Время ремесла было для него самой большой проблемой, и он бросал ножницы на пол, рвал бумагу, сопли и слезы увлажняли лицо. Я довел это до его матери. Я предложил доступные ножницы, по которым ему было бы легче двигаться.
Она покачала головой, сжав губы. «В реальном мире нет специальных ножниц», - сказала она. «И у нас большие планы на него».
Я подумал: почему в реальном мире не может быть «специальных ножниц»?
Если бы у него была своя пара, он мог взять их куда угодно. Он мог выполнить задание так, как ему было нужно, потому что у него не было таких же хороших моторных навыков, как у других детей в его классе. Это был факт, и это нормально.
Он мог предложить гораздо больше, чем его физические способности: его шутки, его доброта, его танцевальные движения. Почему это имело значение, если он использовал ножницы, которые скользили немного легче?
Я много думаю об этом термине - «реальный мир». Как эта мама подтвердила мои собственные убеждения о моем теле. То, что вы не можете быть отключены в реальном мире - не без помощи. Не без боли, разочарования и борьбы за инструменты, необходимые для нашего успеха.
Мы знаем, что реальный мир недоступен, и нам приходится выбирать, ввязываться в него или пытаться его изменить.
Реальный мир - способный, исключительный, созданный для того, чтобы ставить физические способности на первое место - является основной нагрузкой для наших инвалидов. И именно поэтому это должно измениться.
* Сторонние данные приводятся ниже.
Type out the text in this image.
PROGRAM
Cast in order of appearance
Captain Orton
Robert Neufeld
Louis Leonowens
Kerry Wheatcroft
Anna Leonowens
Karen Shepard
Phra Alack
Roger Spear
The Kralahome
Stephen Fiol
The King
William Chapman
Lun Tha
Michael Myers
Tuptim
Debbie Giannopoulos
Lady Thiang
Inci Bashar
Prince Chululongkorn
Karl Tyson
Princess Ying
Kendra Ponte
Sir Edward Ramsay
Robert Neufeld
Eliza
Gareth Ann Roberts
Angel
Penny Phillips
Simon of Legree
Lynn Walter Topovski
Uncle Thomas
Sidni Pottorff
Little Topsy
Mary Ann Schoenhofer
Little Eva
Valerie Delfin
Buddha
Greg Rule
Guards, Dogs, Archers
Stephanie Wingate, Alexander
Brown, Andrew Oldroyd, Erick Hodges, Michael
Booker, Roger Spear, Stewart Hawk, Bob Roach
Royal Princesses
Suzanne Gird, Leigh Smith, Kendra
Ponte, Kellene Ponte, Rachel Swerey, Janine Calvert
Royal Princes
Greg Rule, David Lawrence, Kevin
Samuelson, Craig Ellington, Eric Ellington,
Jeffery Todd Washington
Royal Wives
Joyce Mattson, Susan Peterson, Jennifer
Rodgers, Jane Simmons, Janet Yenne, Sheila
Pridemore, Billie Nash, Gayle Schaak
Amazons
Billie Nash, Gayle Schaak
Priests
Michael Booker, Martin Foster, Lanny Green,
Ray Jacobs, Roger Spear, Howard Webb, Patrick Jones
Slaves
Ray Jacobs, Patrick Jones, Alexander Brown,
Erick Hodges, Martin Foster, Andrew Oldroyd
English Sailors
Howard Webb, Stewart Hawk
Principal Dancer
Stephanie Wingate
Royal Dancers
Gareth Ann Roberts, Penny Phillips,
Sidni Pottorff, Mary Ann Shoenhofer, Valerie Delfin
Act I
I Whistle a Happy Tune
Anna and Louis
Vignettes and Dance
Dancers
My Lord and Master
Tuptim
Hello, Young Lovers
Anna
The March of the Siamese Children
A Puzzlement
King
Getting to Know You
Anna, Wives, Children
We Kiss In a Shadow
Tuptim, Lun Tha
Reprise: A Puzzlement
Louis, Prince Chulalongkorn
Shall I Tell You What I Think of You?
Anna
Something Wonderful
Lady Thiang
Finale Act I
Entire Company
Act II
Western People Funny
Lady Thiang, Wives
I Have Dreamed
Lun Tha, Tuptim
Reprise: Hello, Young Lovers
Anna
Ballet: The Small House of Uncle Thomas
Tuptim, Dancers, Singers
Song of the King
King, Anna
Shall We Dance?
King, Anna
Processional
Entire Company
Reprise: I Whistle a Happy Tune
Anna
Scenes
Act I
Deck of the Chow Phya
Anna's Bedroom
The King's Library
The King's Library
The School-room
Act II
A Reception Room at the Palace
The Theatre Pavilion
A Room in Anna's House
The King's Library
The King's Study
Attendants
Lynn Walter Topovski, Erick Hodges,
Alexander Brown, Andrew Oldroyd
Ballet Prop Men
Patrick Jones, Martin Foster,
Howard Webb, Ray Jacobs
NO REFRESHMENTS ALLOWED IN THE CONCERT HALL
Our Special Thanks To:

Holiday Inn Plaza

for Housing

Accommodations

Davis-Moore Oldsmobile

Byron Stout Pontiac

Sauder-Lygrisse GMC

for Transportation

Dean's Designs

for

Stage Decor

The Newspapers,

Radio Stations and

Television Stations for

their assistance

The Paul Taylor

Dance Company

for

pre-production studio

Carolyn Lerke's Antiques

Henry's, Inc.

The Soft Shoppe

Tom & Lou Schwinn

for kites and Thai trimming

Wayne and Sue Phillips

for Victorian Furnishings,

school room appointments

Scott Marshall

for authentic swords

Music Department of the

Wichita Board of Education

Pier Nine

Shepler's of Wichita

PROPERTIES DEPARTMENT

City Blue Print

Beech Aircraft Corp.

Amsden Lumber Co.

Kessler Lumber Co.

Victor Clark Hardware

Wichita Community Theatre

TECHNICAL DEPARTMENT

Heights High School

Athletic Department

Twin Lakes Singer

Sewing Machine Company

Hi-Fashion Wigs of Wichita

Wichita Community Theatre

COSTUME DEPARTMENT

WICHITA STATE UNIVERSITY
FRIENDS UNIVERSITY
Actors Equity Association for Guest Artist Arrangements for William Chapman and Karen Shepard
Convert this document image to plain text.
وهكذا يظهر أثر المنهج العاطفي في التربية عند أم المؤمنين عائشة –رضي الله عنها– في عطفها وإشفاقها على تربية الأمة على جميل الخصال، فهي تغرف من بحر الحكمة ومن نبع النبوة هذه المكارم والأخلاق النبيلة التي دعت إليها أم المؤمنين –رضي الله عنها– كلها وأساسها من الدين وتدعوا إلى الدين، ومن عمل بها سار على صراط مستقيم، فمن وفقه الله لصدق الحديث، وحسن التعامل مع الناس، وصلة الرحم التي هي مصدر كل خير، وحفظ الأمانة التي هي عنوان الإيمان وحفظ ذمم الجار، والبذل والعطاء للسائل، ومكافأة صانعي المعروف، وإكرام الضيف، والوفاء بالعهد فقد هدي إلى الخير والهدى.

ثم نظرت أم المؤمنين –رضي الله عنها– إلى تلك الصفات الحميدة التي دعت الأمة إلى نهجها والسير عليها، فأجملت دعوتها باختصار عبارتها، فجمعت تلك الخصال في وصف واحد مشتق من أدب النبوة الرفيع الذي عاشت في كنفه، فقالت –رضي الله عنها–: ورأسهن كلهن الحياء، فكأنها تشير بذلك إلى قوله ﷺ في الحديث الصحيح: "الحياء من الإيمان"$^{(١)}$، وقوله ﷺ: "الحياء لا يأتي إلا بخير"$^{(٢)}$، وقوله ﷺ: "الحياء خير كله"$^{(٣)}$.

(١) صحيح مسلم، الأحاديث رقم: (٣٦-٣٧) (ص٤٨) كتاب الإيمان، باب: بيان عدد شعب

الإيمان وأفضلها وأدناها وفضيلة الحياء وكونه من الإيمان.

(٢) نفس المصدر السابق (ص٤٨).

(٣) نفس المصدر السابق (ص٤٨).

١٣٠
Арианна Фолкнер - писатель-инвалид из Буффало, Нью-Йорк. Она является кандидатом МИД в художественной литературе в Государственном университете Боулинг Грин в Огайо, где она живет со своим женихом и их пушистой черной кошкой. Ее письмо появилось или готовится к выходу в Blanket Sea and Tule Review. Найдите ее и фотографии ее кошки в Твиттере.